There’s this REM song – I don’t know the exact name, but I think it’s called “Everybody Hurts” – where they sing about the fact that everyone experiences pain in their lives. Not the kind of pain like when your brother wraps you in a carpet, pours honey on your head and throws a beehive at you. It’s the kind of pain like when your boyfriend of three years admits that he’s had a boyfriend for five years, hates your mom, and wants his stuff back.
And it’s true. Everybody does hurt, sometimes. But I always assumed the song only applied to humans, or at least, only animals. Yet, as I discovered one rainy afternoon in October, it actually applies to inanimate objects too.
There was so much for me to do. I had to write 15 papers for Lit Crit, read at least 6000 pages for Young Adult Lit, and, on top of all that, I had to write an article about pumpkin picking for everybody’s favorite local newspaper, the Wallkill Valley Times. As I strolled to my car, the sky swirled ominously above me, its dark gray clouds threatening to let loose on me at any second. The trees taunted me as I walked, brushing up against me with their branches and dropping their leaves on my head as I passed by.

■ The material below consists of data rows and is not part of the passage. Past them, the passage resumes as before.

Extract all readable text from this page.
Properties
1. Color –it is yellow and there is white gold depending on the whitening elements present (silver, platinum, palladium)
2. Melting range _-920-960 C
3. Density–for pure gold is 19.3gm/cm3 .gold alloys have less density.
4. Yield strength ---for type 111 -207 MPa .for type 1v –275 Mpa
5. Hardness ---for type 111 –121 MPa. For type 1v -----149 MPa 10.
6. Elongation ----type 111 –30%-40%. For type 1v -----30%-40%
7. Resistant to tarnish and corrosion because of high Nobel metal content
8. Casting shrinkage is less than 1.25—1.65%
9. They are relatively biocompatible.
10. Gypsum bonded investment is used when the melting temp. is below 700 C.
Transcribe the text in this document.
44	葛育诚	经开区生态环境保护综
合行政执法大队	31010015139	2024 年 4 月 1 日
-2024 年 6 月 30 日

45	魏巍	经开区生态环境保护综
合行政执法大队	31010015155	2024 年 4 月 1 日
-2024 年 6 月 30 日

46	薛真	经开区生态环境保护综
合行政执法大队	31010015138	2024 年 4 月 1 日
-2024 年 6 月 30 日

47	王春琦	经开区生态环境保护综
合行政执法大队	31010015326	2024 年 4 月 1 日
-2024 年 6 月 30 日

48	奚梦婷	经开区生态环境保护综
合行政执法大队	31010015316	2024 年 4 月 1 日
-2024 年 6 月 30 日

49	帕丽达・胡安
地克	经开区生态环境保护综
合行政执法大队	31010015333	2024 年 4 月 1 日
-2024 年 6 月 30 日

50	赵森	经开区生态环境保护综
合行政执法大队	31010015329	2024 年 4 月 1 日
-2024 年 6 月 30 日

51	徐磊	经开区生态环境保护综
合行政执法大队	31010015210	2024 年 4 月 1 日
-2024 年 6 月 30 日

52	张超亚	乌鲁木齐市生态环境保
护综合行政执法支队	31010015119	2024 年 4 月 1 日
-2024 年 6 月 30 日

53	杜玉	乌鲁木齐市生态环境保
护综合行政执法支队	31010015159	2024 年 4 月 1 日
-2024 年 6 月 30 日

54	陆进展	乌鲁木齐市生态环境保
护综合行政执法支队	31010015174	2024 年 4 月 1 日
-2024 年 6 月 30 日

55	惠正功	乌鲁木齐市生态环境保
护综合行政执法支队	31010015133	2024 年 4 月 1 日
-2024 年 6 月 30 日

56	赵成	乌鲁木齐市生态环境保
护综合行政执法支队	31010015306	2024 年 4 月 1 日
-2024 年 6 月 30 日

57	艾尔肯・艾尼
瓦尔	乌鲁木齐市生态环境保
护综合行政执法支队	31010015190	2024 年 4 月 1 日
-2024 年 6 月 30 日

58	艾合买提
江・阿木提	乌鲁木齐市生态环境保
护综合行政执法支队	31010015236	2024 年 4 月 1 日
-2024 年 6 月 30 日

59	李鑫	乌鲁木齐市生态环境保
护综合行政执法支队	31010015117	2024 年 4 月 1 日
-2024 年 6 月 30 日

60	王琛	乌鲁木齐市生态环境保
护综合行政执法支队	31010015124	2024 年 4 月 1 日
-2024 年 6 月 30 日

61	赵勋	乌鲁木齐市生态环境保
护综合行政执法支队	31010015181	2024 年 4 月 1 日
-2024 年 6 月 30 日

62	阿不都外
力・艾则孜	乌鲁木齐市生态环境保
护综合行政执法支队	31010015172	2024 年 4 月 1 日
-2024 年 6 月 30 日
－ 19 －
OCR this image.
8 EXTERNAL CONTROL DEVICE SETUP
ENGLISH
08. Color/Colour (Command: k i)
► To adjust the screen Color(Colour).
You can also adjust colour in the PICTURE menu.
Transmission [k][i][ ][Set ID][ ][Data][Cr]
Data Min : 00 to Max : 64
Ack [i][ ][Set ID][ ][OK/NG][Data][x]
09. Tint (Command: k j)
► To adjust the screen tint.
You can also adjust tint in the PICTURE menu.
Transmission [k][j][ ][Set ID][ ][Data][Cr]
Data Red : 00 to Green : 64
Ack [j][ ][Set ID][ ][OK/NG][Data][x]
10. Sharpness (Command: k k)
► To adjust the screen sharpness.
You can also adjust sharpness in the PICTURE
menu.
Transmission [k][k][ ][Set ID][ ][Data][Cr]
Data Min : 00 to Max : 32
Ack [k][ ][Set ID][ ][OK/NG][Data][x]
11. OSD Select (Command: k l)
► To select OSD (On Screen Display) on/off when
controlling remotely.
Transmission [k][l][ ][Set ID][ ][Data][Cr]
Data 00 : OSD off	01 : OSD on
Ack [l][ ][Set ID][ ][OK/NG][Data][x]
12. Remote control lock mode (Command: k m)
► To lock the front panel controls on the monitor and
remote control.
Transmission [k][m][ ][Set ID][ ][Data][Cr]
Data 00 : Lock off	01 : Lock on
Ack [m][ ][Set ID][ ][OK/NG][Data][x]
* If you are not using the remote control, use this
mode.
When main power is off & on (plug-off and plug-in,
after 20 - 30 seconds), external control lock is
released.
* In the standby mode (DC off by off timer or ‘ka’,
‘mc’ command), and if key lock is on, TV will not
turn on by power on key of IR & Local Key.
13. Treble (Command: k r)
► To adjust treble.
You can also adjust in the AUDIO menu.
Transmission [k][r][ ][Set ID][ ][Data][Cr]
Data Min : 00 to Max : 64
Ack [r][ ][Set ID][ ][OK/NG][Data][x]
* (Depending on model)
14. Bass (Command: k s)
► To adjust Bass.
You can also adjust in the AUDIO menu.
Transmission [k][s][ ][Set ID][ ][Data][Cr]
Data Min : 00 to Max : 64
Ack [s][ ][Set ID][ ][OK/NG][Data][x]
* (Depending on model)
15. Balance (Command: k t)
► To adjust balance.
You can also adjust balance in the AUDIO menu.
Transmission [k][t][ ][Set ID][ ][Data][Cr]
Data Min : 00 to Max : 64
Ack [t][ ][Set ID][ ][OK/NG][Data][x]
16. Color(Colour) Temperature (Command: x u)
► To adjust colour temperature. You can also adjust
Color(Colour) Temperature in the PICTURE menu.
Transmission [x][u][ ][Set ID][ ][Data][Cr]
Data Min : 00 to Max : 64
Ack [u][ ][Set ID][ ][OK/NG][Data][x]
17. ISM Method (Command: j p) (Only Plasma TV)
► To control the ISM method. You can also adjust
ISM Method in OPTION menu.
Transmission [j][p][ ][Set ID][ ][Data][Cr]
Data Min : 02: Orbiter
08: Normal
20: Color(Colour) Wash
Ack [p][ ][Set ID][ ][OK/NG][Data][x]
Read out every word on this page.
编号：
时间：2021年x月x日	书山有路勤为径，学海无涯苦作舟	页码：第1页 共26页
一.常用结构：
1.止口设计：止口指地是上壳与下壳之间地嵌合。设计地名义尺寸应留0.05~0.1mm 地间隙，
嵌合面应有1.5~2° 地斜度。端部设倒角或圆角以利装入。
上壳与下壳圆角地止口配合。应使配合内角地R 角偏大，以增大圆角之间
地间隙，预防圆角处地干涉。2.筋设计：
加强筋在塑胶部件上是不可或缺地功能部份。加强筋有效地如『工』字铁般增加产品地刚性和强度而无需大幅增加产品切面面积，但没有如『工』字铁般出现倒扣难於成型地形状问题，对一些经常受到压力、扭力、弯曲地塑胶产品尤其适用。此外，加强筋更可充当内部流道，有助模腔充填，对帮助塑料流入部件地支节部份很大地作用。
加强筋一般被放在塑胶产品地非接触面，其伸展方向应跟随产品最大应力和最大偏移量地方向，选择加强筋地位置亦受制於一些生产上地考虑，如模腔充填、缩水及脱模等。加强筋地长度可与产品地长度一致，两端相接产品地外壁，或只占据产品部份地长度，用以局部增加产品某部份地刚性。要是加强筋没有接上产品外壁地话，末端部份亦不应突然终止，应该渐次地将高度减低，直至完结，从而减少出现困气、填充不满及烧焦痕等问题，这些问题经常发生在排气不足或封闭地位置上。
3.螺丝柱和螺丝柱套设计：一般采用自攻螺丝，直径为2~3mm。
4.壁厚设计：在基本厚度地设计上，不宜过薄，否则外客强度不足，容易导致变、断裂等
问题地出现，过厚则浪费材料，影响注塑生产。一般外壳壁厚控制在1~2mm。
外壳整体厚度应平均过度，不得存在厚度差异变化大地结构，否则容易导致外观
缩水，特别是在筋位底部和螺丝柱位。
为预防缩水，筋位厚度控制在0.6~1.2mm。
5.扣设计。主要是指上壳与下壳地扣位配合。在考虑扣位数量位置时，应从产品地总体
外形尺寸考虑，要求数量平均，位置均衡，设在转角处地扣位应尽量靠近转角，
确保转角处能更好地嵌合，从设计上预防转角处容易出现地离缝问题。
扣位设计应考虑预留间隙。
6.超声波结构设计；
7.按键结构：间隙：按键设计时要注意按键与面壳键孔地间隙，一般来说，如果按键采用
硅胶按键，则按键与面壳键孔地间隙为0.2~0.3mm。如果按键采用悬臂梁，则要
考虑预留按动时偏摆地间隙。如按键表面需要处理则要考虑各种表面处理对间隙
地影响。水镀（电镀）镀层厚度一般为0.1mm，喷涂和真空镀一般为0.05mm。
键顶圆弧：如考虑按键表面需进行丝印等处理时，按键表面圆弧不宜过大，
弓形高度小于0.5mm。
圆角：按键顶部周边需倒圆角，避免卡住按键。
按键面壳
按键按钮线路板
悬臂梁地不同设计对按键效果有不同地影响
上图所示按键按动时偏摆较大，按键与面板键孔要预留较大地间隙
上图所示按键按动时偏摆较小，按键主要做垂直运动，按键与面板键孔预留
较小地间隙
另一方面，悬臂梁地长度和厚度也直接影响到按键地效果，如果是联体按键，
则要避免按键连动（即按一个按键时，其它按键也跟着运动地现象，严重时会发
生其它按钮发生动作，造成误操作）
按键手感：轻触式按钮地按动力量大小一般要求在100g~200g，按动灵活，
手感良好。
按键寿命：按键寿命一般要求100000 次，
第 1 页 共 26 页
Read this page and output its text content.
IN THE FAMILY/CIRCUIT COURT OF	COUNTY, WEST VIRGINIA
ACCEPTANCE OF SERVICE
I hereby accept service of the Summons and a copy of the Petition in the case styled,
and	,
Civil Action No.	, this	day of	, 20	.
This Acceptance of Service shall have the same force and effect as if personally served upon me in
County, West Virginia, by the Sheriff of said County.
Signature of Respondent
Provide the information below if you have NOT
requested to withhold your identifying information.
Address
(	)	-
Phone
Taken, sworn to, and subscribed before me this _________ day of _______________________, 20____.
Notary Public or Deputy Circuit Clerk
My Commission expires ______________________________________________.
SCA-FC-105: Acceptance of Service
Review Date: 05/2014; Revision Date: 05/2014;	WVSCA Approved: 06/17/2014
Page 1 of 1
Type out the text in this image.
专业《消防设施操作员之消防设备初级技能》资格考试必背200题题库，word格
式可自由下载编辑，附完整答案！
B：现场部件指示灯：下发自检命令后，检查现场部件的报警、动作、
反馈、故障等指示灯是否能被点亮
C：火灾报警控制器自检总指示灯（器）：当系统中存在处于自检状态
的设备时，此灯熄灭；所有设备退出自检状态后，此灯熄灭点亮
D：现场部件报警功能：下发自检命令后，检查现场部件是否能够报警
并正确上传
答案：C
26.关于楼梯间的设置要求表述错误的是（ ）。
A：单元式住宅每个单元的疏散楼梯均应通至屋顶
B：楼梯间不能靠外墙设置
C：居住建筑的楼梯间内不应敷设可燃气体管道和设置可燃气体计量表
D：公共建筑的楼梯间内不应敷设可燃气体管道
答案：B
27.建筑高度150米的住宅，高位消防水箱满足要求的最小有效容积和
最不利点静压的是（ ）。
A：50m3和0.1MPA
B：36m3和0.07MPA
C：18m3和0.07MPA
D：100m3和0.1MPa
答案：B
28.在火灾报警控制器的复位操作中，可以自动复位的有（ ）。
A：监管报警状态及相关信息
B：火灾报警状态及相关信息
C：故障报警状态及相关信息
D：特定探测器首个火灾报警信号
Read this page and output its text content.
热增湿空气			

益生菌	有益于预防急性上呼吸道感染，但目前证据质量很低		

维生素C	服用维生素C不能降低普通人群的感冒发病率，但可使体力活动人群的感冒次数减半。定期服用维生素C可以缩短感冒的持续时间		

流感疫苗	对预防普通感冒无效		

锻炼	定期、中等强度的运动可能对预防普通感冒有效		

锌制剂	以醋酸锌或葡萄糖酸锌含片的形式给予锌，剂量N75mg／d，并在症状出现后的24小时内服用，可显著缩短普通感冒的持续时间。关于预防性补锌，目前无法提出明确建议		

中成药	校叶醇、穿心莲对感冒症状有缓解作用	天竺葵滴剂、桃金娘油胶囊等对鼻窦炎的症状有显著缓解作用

In times of crisis, my thought process turns from the trivial, like finishing my homework so I can graduate and get a decent job, to the absolutely necessary, like getting inside before the rain comes and messes up my hair. Luckily a friend was walking by at the time and I calmly sauntered over to her to strike up a conversation.
“You have to let me into your dorm before the rain starts and I die!” I screamed in terror.
“All right,” she replied, stepping back slowly.
After running to her dorm at full speed, dragging her by one arm over the rocks and broken glass that seem to grow like plants everywhere on campus, we made it to her dorm. Inside, she sat me down in front of her computer and told me to work on my pumpkin picking article. Then, with the impending rain, my friend warned me of the leak in her ceiling.
“It’s just a small trickle,” she said nonchalantly, stepping out of her room to go to class. “Its name is Roofus.”
“Rufus?” I questioned.
“No, Roofus, with two Os,” she replied, somehow detecting a spelling error in my speech. With that she twirled around and closed the door.
Seconds after she left, the rain began pounding down and heavy winds tore through the college. I watched from the window, glad I had avoided the downpour. Without giving it a second thought, I saw my friend get picked up and tossed out of sight by the horrible, horrible winds. Ah, me and My Hair were safe at last.
Relieved, I sat down and began writing my article. “The first thing you must accept about pumpkins is that they’re extremely dangerous,” I typed. This was going to be my most informative article yet!
But then I heard a noise. It sounded as if something was dripping. I assumed that someone had left the water on in the bathroom and I ignored it. But then it happened again. I looked up from my article.
Roofus had become sad and had started to cry. Small drops of water had already created a puddle on the floor under him. “What’s wrong, Roofus?” I asked.
“…,” he replied. I ran to get him a bucket for his tears.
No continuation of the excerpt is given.